“Threads of Unity: Embracing Diversity in Fashion” Member Event with The Shelter

In the beautiful sanctuary of The Shelter, a contemporary space dedicated to cutting edge fashion and design, our members came together for an evening focused on amplifying the stories of contemporary women leaders in the New Zealand fashion industry. Women from our membership shared stories and laughter, while The Shelter provided an exclusive showcase of top-of-the-line garments and invited attendees to participate in a competition to win one of their exclusive pieces.

Following a warm welcome by Global Women chair Theresa Gattung, who shared with us the work she is currently undertaking to empower women leaders in all areas, we had the privilege of hearing from four generations of prolific New Zealand women leaders in fashion. In conversation with Liz Mitchell, Vicky Taylor, Kiri Nathan and Claudia Li, The Shelter’s Mandy Tomlinson moderated the evening, inviting each designer to share her journey and speak to her own experience of diversity, inclusion, and unity in the fashion industry.
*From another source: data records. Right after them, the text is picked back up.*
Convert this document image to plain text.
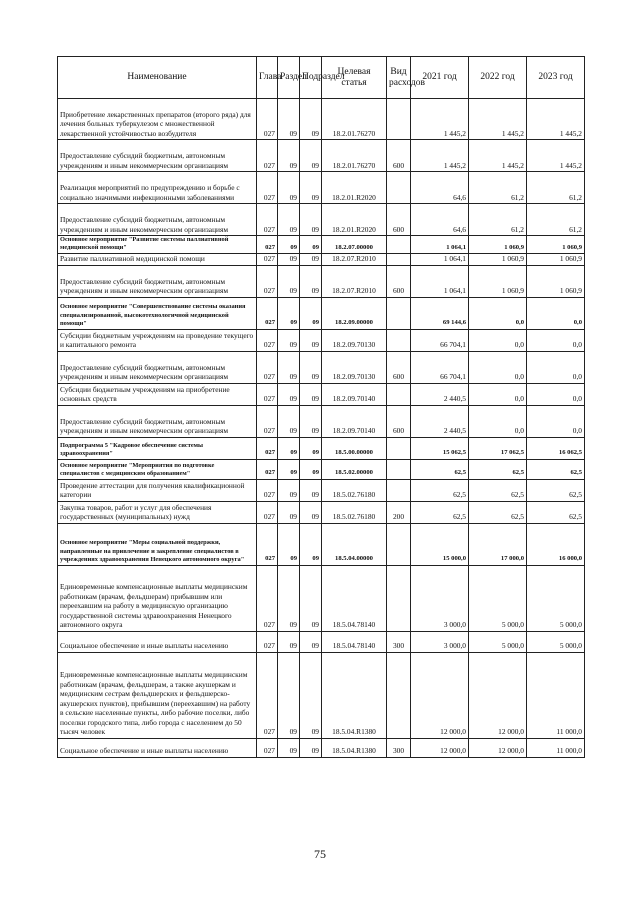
Наименование	Глава	Раздел	Подраздел	Целевая статья	Вид расходов	2021 год	2022 год	2023 год
Приобретение лекарственных препаратов (второго ряда) для лечения больных туберкулезом с множественной лекарственной устойчивостью возбудителя	027	09	09	18.2.01.76270		1 445,2	1 445,2	1 445,2
Предоставление субсидий бюджетным, автономным учреждениям и иным некоммерческим организациям	027	09	09	18.2.01.76270	600	1 445,2	1 445,2	1 445,2
Реализация мероприятий по предупреждению и борьбе с социально значимыми инфекционными заболеваниями	027	09	09	18.2.01.R2020		64,6	61,2	61,2
Предоставление субсидий бюджетным, автономным учреждениям и иным некоммерческим организациям	027	09	09	18.2.01.R2020	600	64,6	61,2	61,2
Основное мероприятие "Развитие системы паллиативной медицинской помощи"	027	09	09	18.2.07.00000		1 064,1	1 060,9	1 060,9
Развитие паллиативной медицинской помощи	027	09	09	18.2.07.R2010		1 064,1	1 060,9	1 060,9
Предоставление субсидий бюджетным, автономным учреждениям и иным некоммерческим организациям	027	09	09	18.2.07.R2010	600	1 064,1	1 060,9	1 060,9
Основное мероприятие "Совершенствование системы оказания специализированной, высокотехнологичной медицинской помощи"	027	09	09	18.2.09.00000		69 144,6	0,0	0,0
Субсидии бюджетным учреждениям на проведение текущего и капитального ремонта	027	09	09	18.2.09.70130		66 704,1	0,0	0,0
Предоставление субсидий бюджетным, автономным учреждениям и иным некоммерческим организациям	027	09	09	18.2.09.70130	600	66 704,1	0,0	0,0
Субсидии бюджетным учреждениям на приобретение основных средств	027	09	09	18.2.09.70140		2 440,5	0,0	0,0
Предоставление субсидий бюджетным, автономным учреждениям и иным некоммерческим организациям	027	09	09	18.2.09.70140	600	2 440,5	0,0	0,0
Подпрограмма 5 "Кадровое обеспечение системы здравоохранения"	027	09	09	18.5.00.00000		15 062,5	17 062,5	16 062,5
Основное мероприятие "Мероприятия по подготовке специалистов с медицинским образованием"	027	09	09	18.5.02.00000		62,5	62,5	62,5
Проведение аттестации для получения квалификационной категории	027	09	09	18.5.02.76180		62,5	62,5	62,5
Закупка товаров, работ и услуг для обеспечения государственных (муниципальных) нужд	027	09	09	18.5.02.76180	200	62,5	62,5	62,5
Основное мероприятие "Меры социальной поддержки, направленные на привлечение и закрепление специалистов в учреждениях здравоохранения Ненецкого автономного округа"	027	09	09	18.5.04.00000		15 000,0	17 000,0	16 000,0
Единовременные компенсационные выплаты медицинским работникам (врачам, фельдшерам) прибывшим или переехавшим на работу в медицинскую организацию государственной системы здравоохранения Ненецкого автономного округа	027	09	09	18.5.04.78140		3 000,0	5 000,0	5 000,0
Социальное обеспечение и иные выплаты населению	027	09	09	18.5.04.78140	300	3 000,0	5 000,0	5 000,0
Единовременные компенсационные выплаты медицинским работникам (врачам, фельдшерам, а также акушеркам и медицинским сестрам фельдшерских и фельдшерско-акушерских пунктов), прибывшим (переехавшим) на работу в сельские населенные пункты, либо рабочие поселки, либо поселки городского типа, либо города с населением до 50 тысяч человек	027	09	09	18.5.04.R1380		12 000,0	12 000,0	11 000,0
Социальное обеспечение и иные выплаты населению	027	09	09	18.5.04.R1380	300	12 000,0	12 000,0	11 000,0
75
Liz Mitchell cast the first stitches of the evening, reflecting on her years in the industry, with a particular focus on her work with New Zealand wool. As a leading designer and bespoke tailor who is a MNZM for her service to the fashion industry, Liz’s dedication to sharing her knowledge and passion with the local community shone through – from her anecdote of encouraging a young boy to join her local knitting group, to the tips on wool-care and fashion sustainability she shared with the audience.

This topic blossomed into a conversation amongst the panellists, who spoke on the importance of sustainability within their work. From sourcing fabric, to construction, to tailoring and curating bespoke pieces, each designer revealed the high level of care they put into creating unique items that will be well loved by the wearer.

Leading Māori fashion designer Kiri Nathan and internationally lauded third-culture designer Claudia Li spoke on their experiences as women of colour in the fashion industry, and expressed their gratitude to the communities that have supported them in their growth. While Kiri has built her globally-recognised brand around her Māori heritage and culture, she still encounters barriers and has had people only wanting to support her as a diversity checkmark. Claudia’s designs, on the other hand, are well known for their fine arts influences and cult celebrity following, but her dedication to uplifting fellow women of colour has made waves internationally – particularly in her choice to prioritise other Asian women as the face of her brand on the world stage. Likewise, Kiri has chosen to give back to her community, in her case through her Kāhui Collective programme for emerging indigenous designers.

Working closely alongside Kiri in the designer education space is The Shelter’s founder Vicky Taylor, whose signature tailoring is both locally and globally renowned. With her brand celebrating 25 years this year, Vicky spoke of the work that has gone into building a longstanding brand over the years, and the stories of the women who have been part of that journey. She shared with us how it can be isolating building your own brand in a competitive industry, but celebrated her experience of camaraderie with many women who are there to share advice, feedback, and knowledge with one another.

Vicky’s story beautifully presented the key theme of unity that was woven throughout the night. Each of the panellists reflected on the conflicts and challenges of working in the industry, opening up about the struggle women in particular face in trying to juggle career success with taking care of themselves and their families. Throughout each discussion emerged the value each of these women place on community, and how they enact transformative, future-focused leadership by supporting and uplifting others within the industry.

With the vast majority of consumers and entry level workers in the fashion industry being women, it is perhaps surprising that designers and executives are still predominantly men. Through embracing diversity, sharing knowledge with their communities, and asserting the vitality of fashion, these women designers in Aotearoa New Zealand’s fashion industry are leading the way for equity and unity. The evening was a beautiful celebration of women in fashion, with the material carried home for one lucky Global Women member, Claire Amos, who won the evening competition and returned to claim her prize of a beautiful Taylor jacket.